Bandar Lampung (lampost.co)–Pemerintah Provinsi Lampung melalui Dinas Bina Marga dan Bina Konstruksi (BMBK) bersiap melakukan eksekusi fisik proyek pelebaran jalan raya Lempasing – Padang Cermin. Proyek strategis ini mulai menurunkan alat berat pada awal April 2026 mendatang.
Jalan yang saat ini memiliki lebar bervariasi antara 8 hingga 11 meter akan meningkat signifikan guna memenuhi standar Ruang Milik Jalan (Rumija) yang lebih memadai. Adapun rincian teknisnya meliputi:
-
Total Lebar Rumija: 14 meter (merata sepanjang ruas).
-
Badan Jalan Utama: 11 meter.
-
Fasilitas Drainase: 1,5 meter di sisi kanan dan 1,5 meter di sisi kiri.
Kepala Bidang Perencanaan BMBK Lampung, M. Abdillah, menekankan bahwa khusus untuk area dekat tebing, pembebasan lahan akan diperluas guna mengatur kemiringan (slope) tebing sebagai langkah mitigasi tanah longsor.
Pemerintah menerapkan strategi pengerjaan paralel untuk mengejar target waktu. Meskipun proses pembayaran ganti rugi lahan warga masih berjalan, pelaksanaan fisik tidak akan tertunda.
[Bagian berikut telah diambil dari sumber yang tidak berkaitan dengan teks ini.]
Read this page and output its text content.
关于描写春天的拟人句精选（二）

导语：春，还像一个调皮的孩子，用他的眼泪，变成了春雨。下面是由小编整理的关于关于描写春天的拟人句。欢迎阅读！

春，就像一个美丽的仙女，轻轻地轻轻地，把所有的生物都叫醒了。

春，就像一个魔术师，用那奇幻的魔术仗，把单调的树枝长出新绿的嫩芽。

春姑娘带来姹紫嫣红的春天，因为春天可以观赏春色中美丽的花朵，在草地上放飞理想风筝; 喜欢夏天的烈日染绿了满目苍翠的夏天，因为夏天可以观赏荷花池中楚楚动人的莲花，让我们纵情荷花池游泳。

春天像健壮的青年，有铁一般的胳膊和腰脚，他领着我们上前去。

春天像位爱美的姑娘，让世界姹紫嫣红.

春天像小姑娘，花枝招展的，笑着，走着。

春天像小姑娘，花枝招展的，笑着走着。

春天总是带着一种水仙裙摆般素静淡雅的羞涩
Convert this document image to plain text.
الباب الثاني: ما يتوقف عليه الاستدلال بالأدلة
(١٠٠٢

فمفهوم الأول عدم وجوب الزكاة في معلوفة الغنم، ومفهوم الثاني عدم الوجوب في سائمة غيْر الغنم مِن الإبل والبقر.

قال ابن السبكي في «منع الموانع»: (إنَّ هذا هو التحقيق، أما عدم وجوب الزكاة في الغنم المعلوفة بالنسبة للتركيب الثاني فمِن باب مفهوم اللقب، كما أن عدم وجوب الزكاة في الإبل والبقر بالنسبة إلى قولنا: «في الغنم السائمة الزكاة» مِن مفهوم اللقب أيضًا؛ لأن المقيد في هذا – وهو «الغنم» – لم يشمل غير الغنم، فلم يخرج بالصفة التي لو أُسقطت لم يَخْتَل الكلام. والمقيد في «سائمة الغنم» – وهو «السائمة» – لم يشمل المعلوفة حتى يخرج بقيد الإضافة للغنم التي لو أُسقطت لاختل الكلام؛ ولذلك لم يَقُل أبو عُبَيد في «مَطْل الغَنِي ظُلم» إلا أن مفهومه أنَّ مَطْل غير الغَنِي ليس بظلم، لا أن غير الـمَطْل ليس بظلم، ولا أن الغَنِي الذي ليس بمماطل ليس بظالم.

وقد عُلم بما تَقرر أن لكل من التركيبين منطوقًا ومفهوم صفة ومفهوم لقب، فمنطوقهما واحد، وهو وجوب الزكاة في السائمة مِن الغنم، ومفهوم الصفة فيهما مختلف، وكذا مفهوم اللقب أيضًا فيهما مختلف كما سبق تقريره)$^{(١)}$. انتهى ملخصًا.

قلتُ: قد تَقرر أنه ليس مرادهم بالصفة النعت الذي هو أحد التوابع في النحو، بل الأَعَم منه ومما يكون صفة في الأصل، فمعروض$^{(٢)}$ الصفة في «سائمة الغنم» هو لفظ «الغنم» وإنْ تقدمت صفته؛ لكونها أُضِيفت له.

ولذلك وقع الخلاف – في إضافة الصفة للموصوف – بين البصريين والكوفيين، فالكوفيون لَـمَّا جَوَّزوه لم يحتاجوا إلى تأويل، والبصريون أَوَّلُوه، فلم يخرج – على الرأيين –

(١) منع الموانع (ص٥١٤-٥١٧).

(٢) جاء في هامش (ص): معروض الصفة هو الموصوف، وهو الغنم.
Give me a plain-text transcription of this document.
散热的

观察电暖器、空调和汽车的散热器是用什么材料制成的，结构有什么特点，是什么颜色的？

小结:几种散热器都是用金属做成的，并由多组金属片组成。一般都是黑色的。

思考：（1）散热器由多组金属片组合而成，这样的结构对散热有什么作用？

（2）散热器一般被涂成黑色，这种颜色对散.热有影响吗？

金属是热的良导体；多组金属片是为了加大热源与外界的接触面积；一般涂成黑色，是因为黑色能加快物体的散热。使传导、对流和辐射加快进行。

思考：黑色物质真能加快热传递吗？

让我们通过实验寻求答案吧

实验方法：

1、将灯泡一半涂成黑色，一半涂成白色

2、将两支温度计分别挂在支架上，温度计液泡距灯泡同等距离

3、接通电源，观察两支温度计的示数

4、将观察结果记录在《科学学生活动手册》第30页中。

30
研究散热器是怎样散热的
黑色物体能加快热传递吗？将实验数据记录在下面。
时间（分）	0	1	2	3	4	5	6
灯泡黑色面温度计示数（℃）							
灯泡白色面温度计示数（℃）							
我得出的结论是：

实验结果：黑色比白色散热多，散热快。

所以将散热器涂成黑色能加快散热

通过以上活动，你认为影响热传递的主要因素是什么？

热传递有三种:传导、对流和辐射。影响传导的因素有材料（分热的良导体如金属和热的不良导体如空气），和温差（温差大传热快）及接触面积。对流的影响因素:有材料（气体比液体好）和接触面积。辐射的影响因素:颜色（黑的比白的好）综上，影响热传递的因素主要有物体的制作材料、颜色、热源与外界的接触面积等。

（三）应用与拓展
“Pelaksanaan fisik tetap dimulai April secara bertahap. Kami akan mengerjakan area jalan eksisting terlebih dahulu. Begitu pembayaran pembebasan lahan tuntas, pengerjaan langsung masuk ke bagian pelebaran tambahan,” tegas Abdillah, Rabu, 11 Maret 2026.
Update Tahapan
Proses administrasi yang melibatkan Kantor Wilayah BPN (Bandar Lampung dan Pesawaran) telah mencapai tahap krusial:
-
Satgas B: Proses pengukuran luasan lahan dan bangunan terdampak telah selesai.
-
Masa Pengumuman: Akan ada masa sanggah atau pengumuman selama 7 hari setelah revisi data final.
-
Appraisal: Tim independen akan melakukan penilaian harga pasar yang adil.
-
Pembayaran: Dana akan dicairkan kepada warga terdampak segera setelah nilai appraisal disepakati.
Pemerintah optimis bahwa kehadiran infrastruktur yang lebih lebar, mulus, dan aman ini akan menjadi katalisator utama bagi pertumbuhan ekonomi kerakyatan serta kemajuan pariwisata pesisir Lampung di masa depan.